Yeah I do that a lot lately.
I'm tired. I'm tired inside and even a good night's sleep didn't help.
I thought it might.
I have looked forward to coming to the Tater Jam. (It's a Delbert thing..and it's a grand party!) I have looked forward to going this year since checking out of the hotel from last year's party. There are friends that we only get to see at the Jam.
People come from California and Texas and New York. It all focuses down on the little town of Kinston, NC.
In a year full of rotten things, I was looking for a little fun.
So far, it's not happening.
Two (four if you count spouses) of the people I really wanted to share this year with aren't here.
Am I going to put on the happy face and have a great time? On the outside I will. On the outside I always do. I'm kinda tired of being "happy" only on the outside. Is it my fault? Probably. I've gotten so good at faking it, I'm not sure I know how not to. I don't even think I know what it feels like. And why should anyone try to fix it, I don't let them know there's a problem. I have learned to camouflage the me that lives in my head and my heart. I spent so many years hiding that me so that she couldn't be hurt, that she has becomes this scared little mouse, and won't come out to play.

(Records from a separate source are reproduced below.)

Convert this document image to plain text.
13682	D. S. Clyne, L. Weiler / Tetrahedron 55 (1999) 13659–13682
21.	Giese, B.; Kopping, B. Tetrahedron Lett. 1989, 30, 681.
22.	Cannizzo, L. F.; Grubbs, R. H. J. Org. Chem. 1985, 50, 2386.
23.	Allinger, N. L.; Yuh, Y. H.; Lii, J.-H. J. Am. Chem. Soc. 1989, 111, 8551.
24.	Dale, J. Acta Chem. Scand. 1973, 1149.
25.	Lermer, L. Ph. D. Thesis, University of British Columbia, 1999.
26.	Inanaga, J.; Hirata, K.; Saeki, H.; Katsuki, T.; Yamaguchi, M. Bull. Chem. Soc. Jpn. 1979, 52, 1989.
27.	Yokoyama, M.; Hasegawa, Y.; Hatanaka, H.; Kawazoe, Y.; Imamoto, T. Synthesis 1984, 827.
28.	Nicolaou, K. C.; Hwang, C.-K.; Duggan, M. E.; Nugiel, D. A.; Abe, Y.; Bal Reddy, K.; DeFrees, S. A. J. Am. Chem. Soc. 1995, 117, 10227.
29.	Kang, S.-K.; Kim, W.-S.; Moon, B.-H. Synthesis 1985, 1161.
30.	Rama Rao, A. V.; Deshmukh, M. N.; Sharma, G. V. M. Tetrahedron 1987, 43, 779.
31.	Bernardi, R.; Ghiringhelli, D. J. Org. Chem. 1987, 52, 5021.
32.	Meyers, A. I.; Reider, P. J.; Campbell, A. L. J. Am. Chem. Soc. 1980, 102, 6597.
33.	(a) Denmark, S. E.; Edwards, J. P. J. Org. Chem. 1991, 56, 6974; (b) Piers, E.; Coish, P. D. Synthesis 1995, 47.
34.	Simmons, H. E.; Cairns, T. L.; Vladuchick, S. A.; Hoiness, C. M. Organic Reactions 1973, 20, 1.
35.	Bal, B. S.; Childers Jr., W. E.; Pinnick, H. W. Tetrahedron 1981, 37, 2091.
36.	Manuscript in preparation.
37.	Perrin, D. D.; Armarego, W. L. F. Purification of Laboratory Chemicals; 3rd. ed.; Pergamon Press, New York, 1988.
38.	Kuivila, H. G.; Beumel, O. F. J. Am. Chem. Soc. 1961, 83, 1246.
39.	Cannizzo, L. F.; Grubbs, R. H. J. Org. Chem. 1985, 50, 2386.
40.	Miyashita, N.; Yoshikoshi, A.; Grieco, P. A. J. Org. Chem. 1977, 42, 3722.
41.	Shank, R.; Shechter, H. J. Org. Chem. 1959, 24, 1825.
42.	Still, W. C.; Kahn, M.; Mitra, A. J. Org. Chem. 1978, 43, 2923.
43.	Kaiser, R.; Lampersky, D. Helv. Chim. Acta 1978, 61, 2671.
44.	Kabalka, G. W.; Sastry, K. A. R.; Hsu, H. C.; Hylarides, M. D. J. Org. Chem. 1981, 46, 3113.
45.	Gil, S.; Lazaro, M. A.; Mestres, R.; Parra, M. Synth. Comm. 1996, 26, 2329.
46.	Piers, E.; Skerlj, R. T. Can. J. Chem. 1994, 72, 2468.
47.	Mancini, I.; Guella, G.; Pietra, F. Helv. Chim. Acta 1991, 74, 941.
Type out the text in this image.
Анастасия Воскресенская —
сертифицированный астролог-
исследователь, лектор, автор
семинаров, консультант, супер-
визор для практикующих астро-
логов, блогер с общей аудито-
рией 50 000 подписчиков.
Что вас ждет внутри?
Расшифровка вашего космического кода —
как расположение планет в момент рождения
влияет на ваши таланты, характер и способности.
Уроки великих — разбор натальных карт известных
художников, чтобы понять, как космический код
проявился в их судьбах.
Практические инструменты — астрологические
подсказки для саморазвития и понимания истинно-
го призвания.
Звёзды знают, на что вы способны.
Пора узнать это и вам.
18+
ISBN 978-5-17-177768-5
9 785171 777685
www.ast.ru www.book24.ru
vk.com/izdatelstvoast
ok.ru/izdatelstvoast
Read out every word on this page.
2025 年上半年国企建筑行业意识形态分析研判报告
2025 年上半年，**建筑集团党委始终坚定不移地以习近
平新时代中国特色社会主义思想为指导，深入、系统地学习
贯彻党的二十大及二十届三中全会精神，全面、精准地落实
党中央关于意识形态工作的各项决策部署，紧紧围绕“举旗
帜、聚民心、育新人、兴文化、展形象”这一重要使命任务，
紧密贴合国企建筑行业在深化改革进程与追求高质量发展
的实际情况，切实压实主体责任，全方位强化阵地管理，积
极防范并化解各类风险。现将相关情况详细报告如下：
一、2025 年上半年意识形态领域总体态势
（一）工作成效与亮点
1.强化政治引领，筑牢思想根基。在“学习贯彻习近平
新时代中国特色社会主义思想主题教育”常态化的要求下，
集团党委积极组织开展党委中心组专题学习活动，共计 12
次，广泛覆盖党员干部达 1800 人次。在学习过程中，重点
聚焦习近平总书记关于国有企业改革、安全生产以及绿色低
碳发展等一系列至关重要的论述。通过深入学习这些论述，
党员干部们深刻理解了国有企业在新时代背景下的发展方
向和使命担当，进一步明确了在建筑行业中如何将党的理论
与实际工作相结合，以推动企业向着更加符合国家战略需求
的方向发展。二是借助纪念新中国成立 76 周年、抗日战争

I'm tired of pretending to be this happy person that everyone likes to be around. It takes a lot to be funny, and act like nothing gets to you. Especially when you don't want to laugh, and everything does get to you. I'm tired of being jealous of people who have someone special.
I know I'll never find someone until I fix me, though. I have no right to even look. Not right now. But it does make it hard to even want to fix anything, when it feels like you could disappear and no one would notice. I don't think I would notice.
The only joy I seem to have these days is when a certain angel faced 10 month old smiles at me. To her I exist, and when it feels like I don't in any other way, she snuggles up to me and I feel a little better.
I feel really bad for being the person that I am right now. I need to change a lot of things. But it's scary. I have never had to make decisions for myself. I did a great job of hiding and letting someone else make the decisions. I just feel like I'm standing in place and spinning around in circles and I don't do well on rides.
The time has come though. I've had this year to be down and all the bad stuff has got to be behind me. It has to be, because The Nothing (yeah I love The Never Ending Story) is winning. And the new year is coming. Maybe my new year's day, is today?!